Titi(k)

Katarina Retno Triwidayati
Chapter #10

Tuduhan

Aku benar-benar marah. Bagaimana bisa Titi memutus kata-kataku begitu saja? Mengapa dia masih membela Damar? Sebegitu bodohnyakah Nastiti di hadapan cinta pada suaminya itu?

“Tidak usah pura-pura! Luka dan lebam milik Bagas itu bukti nyata kalau dia dipukuli. Dianiaya. Dan nggak ada yang cocok dituduh sebagai pelakunya selain Damar. Nggak mungkin kamu yang mukuli Bagas. Aku tahu kamu tidak punya ketegaan gila semacam itu. Kamu tidak segila itu,” kataku.

Aku membuang puntung rokok. Kumatikan apinya dengan menginjak sisa rokok itu. Rasanya dengan menginjak puntung rokok itu kekesalan yang membuncah di dadaku bisa kuluapkan. Meski sebenarnya tidak mengurangi apa-apa. Rasanya masih sama saja meski bara di puntung itu padam seketika.

“Titi nggak pura-pura, Mas. Titi ….” Titi diam dan memandangiku dengan wajah seperti bayi. Matanya bahkan tidak mengerjap tanda dia telah mengeraskan hati.

Aku jengkel sekali mendengar suara Titi dan ekspresinya yang polos itu. Aku benar-benar tak habis pikir perempuan itu bisa berpura-pura demikian. Atau memang begitulah perempuan? Mereka mesti kuat menahan perasaan, menekannya begitu dalam hingga yang muncul hanyalah ketenangan yang begitu sinting.

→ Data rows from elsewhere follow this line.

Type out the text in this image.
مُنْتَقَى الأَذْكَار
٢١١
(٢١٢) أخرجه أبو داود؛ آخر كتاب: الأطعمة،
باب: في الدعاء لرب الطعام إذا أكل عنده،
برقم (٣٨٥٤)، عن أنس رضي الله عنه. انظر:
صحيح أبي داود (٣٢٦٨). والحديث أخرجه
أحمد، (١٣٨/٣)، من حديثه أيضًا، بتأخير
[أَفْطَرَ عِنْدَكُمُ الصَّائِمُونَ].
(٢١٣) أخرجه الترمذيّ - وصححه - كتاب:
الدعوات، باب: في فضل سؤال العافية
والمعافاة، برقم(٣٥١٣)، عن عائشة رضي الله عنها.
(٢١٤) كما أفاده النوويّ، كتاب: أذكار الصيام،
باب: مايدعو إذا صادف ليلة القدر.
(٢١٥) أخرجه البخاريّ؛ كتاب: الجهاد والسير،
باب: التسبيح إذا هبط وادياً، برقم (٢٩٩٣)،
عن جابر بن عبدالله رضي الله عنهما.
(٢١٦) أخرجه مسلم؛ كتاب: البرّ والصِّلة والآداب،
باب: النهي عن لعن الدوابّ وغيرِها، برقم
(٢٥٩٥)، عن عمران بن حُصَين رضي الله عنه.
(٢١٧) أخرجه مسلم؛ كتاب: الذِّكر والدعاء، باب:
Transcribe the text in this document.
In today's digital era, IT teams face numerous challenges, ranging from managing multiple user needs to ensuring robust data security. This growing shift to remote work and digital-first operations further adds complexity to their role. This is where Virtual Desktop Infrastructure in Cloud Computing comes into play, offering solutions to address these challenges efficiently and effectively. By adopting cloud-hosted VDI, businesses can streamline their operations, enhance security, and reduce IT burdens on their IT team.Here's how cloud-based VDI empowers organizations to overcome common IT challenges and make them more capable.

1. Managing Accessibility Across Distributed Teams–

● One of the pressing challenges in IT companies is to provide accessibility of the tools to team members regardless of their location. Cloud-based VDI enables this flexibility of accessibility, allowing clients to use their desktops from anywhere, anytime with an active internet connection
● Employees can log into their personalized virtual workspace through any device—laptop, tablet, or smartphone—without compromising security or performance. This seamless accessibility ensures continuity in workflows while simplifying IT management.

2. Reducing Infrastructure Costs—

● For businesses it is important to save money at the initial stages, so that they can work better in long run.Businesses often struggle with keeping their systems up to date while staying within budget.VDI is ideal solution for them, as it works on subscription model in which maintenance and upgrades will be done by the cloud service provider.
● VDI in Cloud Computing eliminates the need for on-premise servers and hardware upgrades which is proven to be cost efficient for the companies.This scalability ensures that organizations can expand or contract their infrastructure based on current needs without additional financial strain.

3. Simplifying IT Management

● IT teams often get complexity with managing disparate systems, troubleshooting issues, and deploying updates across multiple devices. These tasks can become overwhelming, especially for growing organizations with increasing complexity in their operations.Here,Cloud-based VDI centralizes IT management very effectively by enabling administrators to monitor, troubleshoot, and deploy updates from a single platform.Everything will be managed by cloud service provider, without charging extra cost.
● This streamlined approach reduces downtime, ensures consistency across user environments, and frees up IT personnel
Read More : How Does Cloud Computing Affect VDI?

Aku melangkah lebar-lebar ke arahnya. Kucengkeram dia. Kutarik hingga perempuan itu berdiri. Ibu menjerit dan memintaku melepaskan Titi. Sementara Nastiti memandangiku dengan berani. Ia hanya menampilkan ekspresi menahan sakit. Namun, itu dilakukan dengan samar.

Aku meraih bahunya yang terluka. Kutarik kaosnya hingga bahu itu tersingkap. Tampaklah bahu putih yang kini memiliki lebam di beberapa bagian. Ada bekas sudutan rokok di bahu itu. Aku bergidik membayangkan penderitaan Nastiti. Namun, amarah sungguh lebih menguasai daripada kesedihan dan empati saat melihat luka-luka itu.

“Ini apa? Apa? Bilang, luka ini kamu dapatkan karena kamu jatuh juga dari dipan seperti Bagas? Okelah kamu jatuh dari dipan dan bahumu lebam. Tapi ini. Ini apa? Ini bekas sudutan rokok. Siapa aja yang ngeliat ini pun tahu ini bekas sudutan rokok. Kamu tidak bisa ….”

“Heh! Kamu apakan istriku? Mau kamu perkosa dia?”

Aku menoleh. Terkejut. Di pintu dapur berdiri Damar. Dia tampak seperti bayangan hitam mengerikan yang menyebarkan aura dingin. Rasanya dadaku sesak, tapi bukan karena kehadirannya yang tiba-tiba. Rasa tidak nyaman ini menyeruak karena aku menyadari lelaki itu lebih gila dari perempuan yang kucengkram bahunya.

Perlahan kulepaskan cengkramanku. Nastiti luruh. Ibu lekas memeluknya dan membantu memperbaiki kaos yang semula tersingkap itu.